Computational and theoretical biochemistry
Short description
Leif Eriksson's research group uses advanced computer simulations to develop new drug molecules or describe the structure, function and interactions of proteins. To aid in their work, they rely heavily on the use of Swedish supercomputing clusters. Their research focuses to a large degree on the identification of new compounds for treating cancer, for example by blocking the cells abilities to protect themselves against stress. The group also develops models of protein complexes and study how the cells read DNA (so-called transcription).
Our research
In our research, we use advanced computational chemistry and bioinformatics based tools such as homology modeling, protein-protein docking, virtual screening, molecular dynamics simulations and QM/MM methods, to develop new compounds that can be used as drug molecules, or to better understand the functions and interactions of proteins.
A large part of our work is directed towards cancer therapy, where we study a range of potential targets. In recent years, we have focused on a protein called IRE1 (inositol requiring enzyme 1) that is involved in the cellular response to / protection against stress, the unfolded protein response (UPR). Amongst other things, we explore how different proteins come together in a dynamic complex with IRE1, the ‘UPRosome’, and we have developed the first BBB penetrating inhibitor targeting the IRE1 kinase site. This compound has with great success been tested in preclinical experiments for treatment of the lethal and aggressive brain tumor glioblastoma multiforme (GBM).
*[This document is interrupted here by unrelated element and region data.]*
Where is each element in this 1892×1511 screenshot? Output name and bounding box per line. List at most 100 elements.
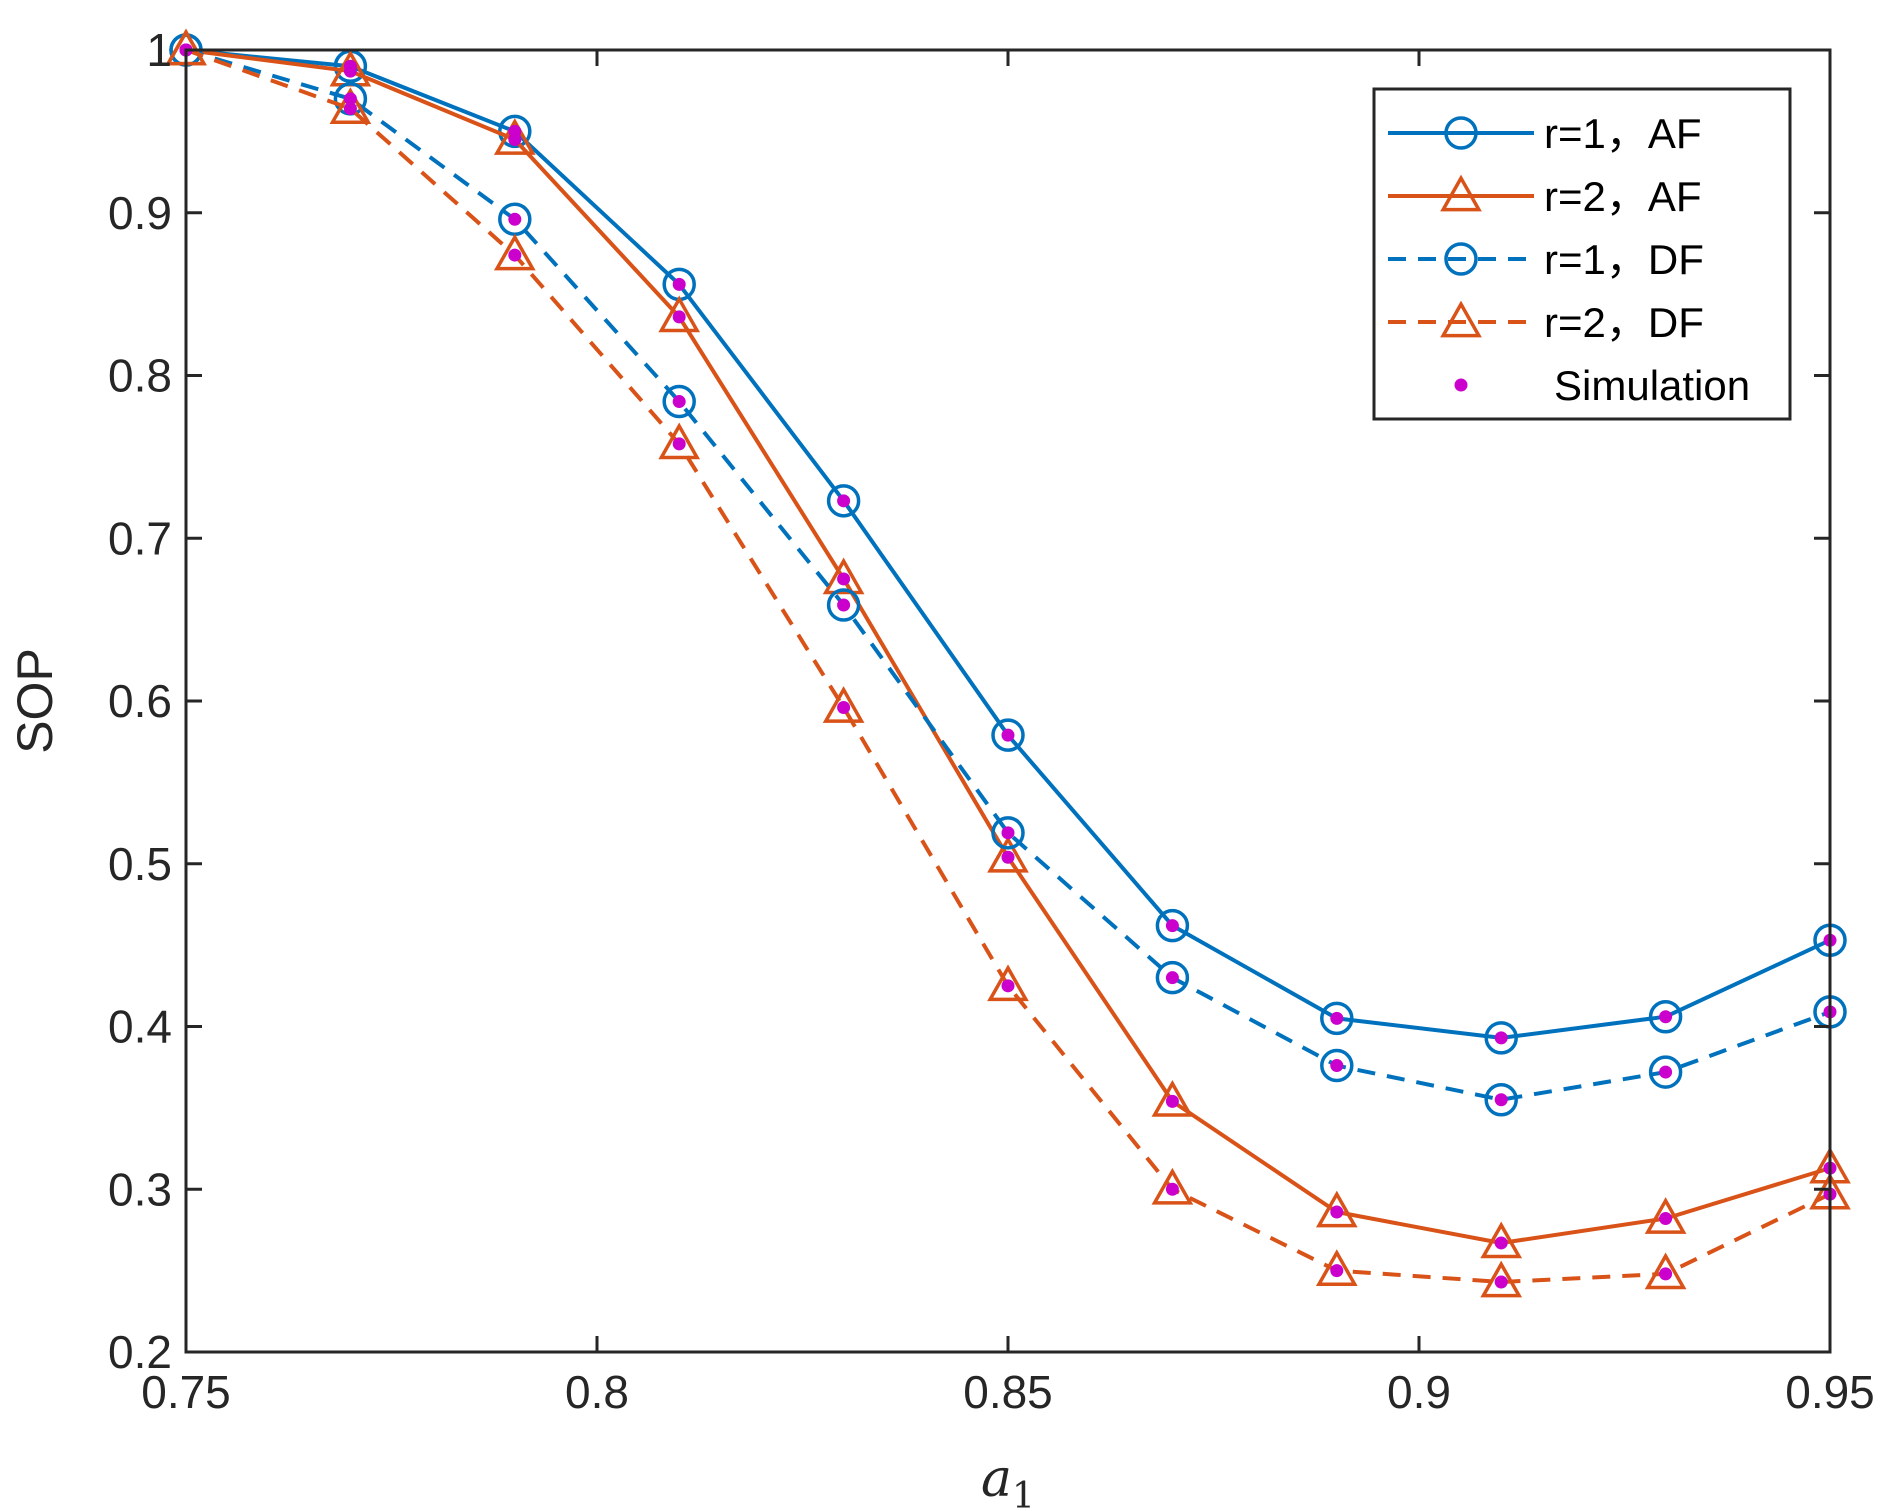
legend-label: r=1，AF [1544,110,1702,157]
series-marker-triangle [658,422,701,460]
series-marker-circle [1155,960,1190,995]
legend-marker-triangle [1440,300,1482,338]
y-tick-labels: 0.2 0.3 0.4 0.5 0.6 0.7 0.8 0.9 1 [108,24,172,1378]
legend-marker-circle [1444,242,1478,276]
simulation-point [1330,1264,1344,1278]
simulation-point [1659,1267,1673,1281]
simulation-point [343,64,357,78]
simulation-point [508,212,522,226]
simulation-point [1165,919,1179,933]
y-tick-label: 0.7 [108,512,172,564]
series-marker-triangle [822,686,865,723]
simulation-point [837,572,851,586]
simulation-point [837,494,851,508]
legend-marker-triangle [1440,174,1482,212]
series-marker-triangle [329,87,372,124]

Besides IRE1 and several other potential targets for cancer therapeutics, we also work with new methodology to better predict the structures of protein complexes, and machine learning in drug design. A part of our team is also conducting research on transcription factors and how these are able to recognize the ‘right’ sequence in DNA, and how DNA flexibility is governed by the specific order between nucleic acids.
Artificial Intelligence and Machine Learning
Our research group has thus far developed two software tools, based on advanced machine learning methodology.
The code i-TripleD is able to determine dissociation constants of ligands with extreme speed and accuracy. Recently, we screened a database of 1 billion compounds in less than 36 hours; a process that with conventional docking techniques would require five months of supercomputing time.
Our second invention is the programme iPIN. With this programme, we can with close to 100% accuracy determine which proteins that will interact.
Both these methods are currently subject to patenting, and has in a collaboration with Chalmers Ventures and Chalmers School of Entrepreneurship led to the formation of the spin-out company ANYO Labs. Further work in the area of ML-based methodology is currently in the pipeline.